- Interactive map of Rentachintala
- Rentachintala Location in Andhra Pradesh, India
- Coordinates: 16°33′09″N 79°33′12″E﻿ / ﻿16.5525°N 79.5533°E
- Country: India
- State: Andhra Pradesh
- District: Palnadu
- Mandal: Rentachintala

Government
- • Type: Panchayati raj
- • Body: Rentachintala gram panchayat

Area
- • Total: 2,170 ha (5,400 acres)

Population (2011)
- • Total: 16,523
- • Density: 761/km^{2} (1,970/sq mi)

Languages
- • Official: Telugu
- Time zone: UTC+5:30 (IST)
- PIN: 522421
- Area code: 08642
- Vehicle registration: AP 07

= Rentachintala =

Rentachintala is a village in Palnadu district of the Indian state of Andhra Pradesh. It is located in Rentachintala mandal of Gurazala revenue division.

== Geography and climate ==
Rentachintala is located near latitude 16.55 N and longitude 79.55 E. The village lies in the Krishna River plains, having an elevation of 130 m above sea level. The nearest large water body is the Nagarjuna Sagar dam and reservoir, about 25 km west of Rentachintala.

Rentachintala has a tropical wet and dry climate. The highest temperatures are experienced in the month of May, when the summer season is at its peak. The maximum temperature averages more than 40 degrees, occasionally reaching as high as 45 degrees. The highest temperature ever recorded is 48 degrees Celsius in 2012. Winters are pleasant, with occasional spells of rain from the northwest monsoon.

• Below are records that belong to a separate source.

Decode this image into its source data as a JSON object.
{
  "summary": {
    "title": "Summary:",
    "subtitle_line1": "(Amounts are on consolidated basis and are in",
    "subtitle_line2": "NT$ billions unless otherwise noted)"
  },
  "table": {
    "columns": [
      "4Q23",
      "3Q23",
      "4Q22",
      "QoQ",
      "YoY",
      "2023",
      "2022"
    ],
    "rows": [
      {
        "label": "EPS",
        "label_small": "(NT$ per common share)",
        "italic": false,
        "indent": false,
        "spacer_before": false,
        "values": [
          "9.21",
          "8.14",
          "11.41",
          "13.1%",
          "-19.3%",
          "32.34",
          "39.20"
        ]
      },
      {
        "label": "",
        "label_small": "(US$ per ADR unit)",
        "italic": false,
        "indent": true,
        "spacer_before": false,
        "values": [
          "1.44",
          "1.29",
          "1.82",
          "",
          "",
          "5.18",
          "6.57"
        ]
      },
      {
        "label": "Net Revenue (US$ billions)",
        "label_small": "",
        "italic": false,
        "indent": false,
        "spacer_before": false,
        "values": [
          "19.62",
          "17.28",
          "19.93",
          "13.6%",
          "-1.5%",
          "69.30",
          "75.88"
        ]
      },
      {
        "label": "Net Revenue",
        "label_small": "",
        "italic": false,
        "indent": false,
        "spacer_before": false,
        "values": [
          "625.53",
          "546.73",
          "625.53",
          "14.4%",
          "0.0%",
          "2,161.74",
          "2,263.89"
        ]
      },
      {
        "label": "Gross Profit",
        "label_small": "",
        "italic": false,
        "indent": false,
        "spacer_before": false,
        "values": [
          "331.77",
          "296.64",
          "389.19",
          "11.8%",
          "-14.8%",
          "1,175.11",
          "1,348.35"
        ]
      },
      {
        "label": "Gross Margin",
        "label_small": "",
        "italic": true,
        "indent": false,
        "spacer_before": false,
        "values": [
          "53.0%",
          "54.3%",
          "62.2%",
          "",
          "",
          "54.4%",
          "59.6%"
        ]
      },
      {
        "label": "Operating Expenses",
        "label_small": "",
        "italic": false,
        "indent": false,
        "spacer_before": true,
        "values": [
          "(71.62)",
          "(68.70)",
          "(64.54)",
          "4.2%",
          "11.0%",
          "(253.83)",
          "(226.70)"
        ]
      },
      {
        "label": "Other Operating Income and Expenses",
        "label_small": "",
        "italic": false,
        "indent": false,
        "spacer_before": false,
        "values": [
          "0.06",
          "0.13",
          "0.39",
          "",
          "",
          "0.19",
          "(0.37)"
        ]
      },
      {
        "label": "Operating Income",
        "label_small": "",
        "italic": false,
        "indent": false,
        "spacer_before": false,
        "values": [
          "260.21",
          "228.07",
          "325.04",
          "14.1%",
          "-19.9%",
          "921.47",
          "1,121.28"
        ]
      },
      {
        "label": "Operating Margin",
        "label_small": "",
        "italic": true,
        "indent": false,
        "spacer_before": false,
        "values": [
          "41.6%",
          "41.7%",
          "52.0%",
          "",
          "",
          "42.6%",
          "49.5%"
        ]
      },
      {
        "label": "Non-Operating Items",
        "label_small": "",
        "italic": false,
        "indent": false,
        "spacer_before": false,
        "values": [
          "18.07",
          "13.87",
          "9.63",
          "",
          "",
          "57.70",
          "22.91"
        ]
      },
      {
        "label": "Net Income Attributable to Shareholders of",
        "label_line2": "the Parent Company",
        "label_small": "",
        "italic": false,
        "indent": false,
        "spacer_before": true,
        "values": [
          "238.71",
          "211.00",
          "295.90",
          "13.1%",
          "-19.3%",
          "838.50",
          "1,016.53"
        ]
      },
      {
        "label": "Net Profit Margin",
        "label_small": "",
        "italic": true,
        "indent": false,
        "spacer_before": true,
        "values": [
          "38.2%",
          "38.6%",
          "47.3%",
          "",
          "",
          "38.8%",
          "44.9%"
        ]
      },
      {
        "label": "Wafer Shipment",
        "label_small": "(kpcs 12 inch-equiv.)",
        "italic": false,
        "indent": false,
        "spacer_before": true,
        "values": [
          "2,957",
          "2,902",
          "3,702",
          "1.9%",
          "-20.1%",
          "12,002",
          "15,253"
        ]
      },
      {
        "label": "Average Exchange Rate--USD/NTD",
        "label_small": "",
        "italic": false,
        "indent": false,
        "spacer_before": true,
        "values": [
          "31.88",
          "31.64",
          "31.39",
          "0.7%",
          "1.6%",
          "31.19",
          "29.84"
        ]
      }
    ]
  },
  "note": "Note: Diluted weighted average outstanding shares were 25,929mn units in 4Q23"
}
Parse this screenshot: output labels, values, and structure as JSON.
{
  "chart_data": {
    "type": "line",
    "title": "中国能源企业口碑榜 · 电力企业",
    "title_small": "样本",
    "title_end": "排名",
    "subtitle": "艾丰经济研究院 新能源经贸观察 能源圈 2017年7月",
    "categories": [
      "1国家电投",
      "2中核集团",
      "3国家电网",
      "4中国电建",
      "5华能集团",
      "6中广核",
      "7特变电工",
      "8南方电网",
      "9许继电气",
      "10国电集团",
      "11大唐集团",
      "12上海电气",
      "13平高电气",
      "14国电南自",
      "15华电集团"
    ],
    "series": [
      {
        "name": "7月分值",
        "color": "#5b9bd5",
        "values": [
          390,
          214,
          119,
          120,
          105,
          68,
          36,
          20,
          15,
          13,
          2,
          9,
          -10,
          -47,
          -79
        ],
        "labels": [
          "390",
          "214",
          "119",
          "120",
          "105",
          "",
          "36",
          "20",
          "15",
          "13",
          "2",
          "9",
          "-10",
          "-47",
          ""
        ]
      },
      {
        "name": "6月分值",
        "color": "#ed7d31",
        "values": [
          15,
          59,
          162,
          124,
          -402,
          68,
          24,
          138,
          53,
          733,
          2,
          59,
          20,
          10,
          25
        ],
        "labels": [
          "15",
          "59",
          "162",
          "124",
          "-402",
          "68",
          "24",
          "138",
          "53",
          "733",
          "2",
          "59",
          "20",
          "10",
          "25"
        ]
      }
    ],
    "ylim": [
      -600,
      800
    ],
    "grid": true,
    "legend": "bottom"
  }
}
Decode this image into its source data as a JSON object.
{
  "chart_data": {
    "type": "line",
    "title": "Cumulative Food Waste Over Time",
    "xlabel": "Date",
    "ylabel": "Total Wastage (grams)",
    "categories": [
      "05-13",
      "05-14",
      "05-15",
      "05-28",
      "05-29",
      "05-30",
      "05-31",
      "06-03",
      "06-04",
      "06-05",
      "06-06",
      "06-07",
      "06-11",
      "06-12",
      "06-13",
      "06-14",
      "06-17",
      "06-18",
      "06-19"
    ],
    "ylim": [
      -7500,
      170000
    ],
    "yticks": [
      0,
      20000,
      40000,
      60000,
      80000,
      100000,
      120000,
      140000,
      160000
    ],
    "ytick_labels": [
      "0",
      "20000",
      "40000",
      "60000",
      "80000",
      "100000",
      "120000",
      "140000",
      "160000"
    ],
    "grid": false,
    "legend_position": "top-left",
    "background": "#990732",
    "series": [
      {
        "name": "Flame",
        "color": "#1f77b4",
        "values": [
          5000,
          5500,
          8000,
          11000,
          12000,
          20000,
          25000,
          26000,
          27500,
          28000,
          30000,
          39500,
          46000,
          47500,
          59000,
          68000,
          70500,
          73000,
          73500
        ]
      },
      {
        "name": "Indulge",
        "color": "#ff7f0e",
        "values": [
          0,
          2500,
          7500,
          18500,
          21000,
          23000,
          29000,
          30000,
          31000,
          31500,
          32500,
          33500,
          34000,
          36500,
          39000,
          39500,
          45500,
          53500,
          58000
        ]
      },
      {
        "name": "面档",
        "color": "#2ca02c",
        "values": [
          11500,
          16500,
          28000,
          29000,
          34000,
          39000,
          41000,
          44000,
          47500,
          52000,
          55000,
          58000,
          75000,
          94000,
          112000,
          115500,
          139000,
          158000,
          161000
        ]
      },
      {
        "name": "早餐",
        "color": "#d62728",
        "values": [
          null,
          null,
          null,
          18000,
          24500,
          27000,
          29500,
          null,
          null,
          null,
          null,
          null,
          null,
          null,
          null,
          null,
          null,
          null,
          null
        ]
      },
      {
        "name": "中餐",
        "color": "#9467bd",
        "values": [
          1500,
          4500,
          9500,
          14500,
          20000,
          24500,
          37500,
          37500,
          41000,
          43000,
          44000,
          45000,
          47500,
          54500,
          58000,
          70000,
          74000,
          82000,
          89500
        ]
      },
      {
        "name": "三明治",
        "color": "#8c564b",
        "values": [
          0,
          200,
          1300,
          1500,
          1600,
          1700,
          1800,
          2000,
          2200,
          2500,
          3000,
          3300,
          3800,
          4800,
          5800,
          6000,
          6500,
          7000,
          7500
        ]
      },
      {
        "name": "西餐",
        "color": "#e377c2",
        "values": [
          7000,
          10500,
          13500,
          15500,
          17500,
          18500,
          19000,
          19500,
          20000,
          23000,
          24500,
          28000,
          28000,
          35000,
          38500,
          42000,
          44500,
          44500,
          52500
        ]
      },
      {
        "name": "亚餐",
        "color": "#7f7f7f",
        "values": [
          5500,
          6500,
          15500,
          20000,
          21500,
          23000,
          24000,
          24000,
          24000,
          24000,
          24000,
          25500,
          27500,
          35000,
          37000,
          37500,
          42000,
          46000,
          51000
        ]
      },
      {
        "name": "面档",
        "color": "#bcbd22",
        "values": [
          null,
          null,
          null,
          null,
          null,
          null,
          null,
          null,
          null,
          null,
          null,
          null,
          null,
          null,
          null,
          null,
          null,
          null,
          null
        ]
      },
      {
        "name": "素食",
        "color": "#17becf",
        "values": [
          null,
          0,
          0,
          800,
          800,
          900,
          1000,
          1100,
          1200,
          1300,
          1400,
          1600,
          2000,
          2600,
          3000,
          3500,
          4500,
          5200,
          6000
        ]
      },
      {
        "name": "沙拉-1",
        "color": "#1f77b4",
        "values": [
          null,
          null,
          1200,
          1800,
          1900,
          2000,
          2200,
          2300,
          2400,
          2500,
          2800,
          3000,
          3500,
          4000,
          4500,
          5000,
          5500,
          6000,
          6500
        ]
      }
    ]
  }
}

Climate data for Rentachintala (1991–2020, extremes 1936–2012)
| Month | Jan | Feb | Mar | Apr | May | Jun | Jul | Aug | Sep | Oct | Nov | Dec | Year |
| Record high °C (°F) | 37.4 (99.3) | 40.6 (105.1) | 44.4 (111.9) | 46.6 (115.9) | 49.9 (121.8) | 47.9 (118.2) | 42.2 (108.0) | 40.1 (104.2) | 42.1 (107.8) | 41.0 (105.8) | 37.0 (98.6) | 35.6 (96.1) | 49.9 (121.8) |
| Mean daily maximum °C (°F) | 31.3 (88.3) | 33.9 (93.0) | 37.4 (99.3) | 40.0 (104.0) | 41.9 (107.4) | 38.0 (100.4) | 34.9 (94.8) | 33.7 (92.7) | 34.1 (93.4) | 32.9 (91.2) | 32.0 (89.6) | 30.6 (87.1) | 35.2 (95.4) |
| Mean daily minimum °C (°F) | 17.0 (62.6) | 19.1 (66.4) | 23.0 (73.4) | 25.7 (78.3) | 28.2 (82.8) | 27.2 (81.0) | 26.1 (79.0) | 25.3 (77.5) | 25.4 (77.7) | 24.0 (75.2) | 20.8 (69.4) | 17.4 (63.3) | 23.3 (73.9) |
| Record low °C (°F) | 7.3 (45.1) | 9.4 (48.9) | 15.0 (59.0) | 14.7 (58.5) | 18.3 (64.9) | 20.0 (68.0) | 19.2 (66.6) | 16.5 (61.7) | 18.8 (65.8) | 16.0 (60.8) | 12.2 (54.0) | 10.0 (50.0) | 7.3 (45.1) |
| Average rainfall mm (inches) | 4.9 (0.19) | 7.5 (0.30) | 2.5 (0.10) | 7.0 (0.28) | 15.8 (0.62) | 61.8 (2.43) | 108.1 (4.26) | 132.1 (5.20) | 102.6 (4.04) | 87.5 (3.44) | 22.4 (0.88) | 5.2 (0.20) | 557.5 (21.95) |
| Average rainy days | 0.4 | 0.5 | 0.3 | 0.6 | 1.0 | 3.7 | 7.0 | 7.8 | 6.7 | 4.7 | 1.4 | 0.4 | 34.5 |
| Average relative humidity (%) (at 17:30 IST) | 60 | 52 | 47 | 43 | 39 | 50 | 59 | 63 | 63 | 68 | 67 | 65 | 56 |
Source: India Meteorological Department

== Demographics ==
As of 2011 Census of India, Rentachintala has a total population of 16,523. Males constitute 51% and females constitute 49% of the population. The literacy rate in Retachintala is 55.46%, lower than the national average of 74.04%. Male literacy is at 63.33% and female literacy is at 47.27%. Less than 1% of the population at Rentachintala is below 6 years of age.

== Government and politics ==

Rentachintala gram panchayat is the local self-government of the village. It is divided into wards and each ward is represented by a ward member. The ward members are headed by a Sarpanch.

== In popular media and films ==
The village of Rentachintala is featured in Tollywood movie, Mirchi.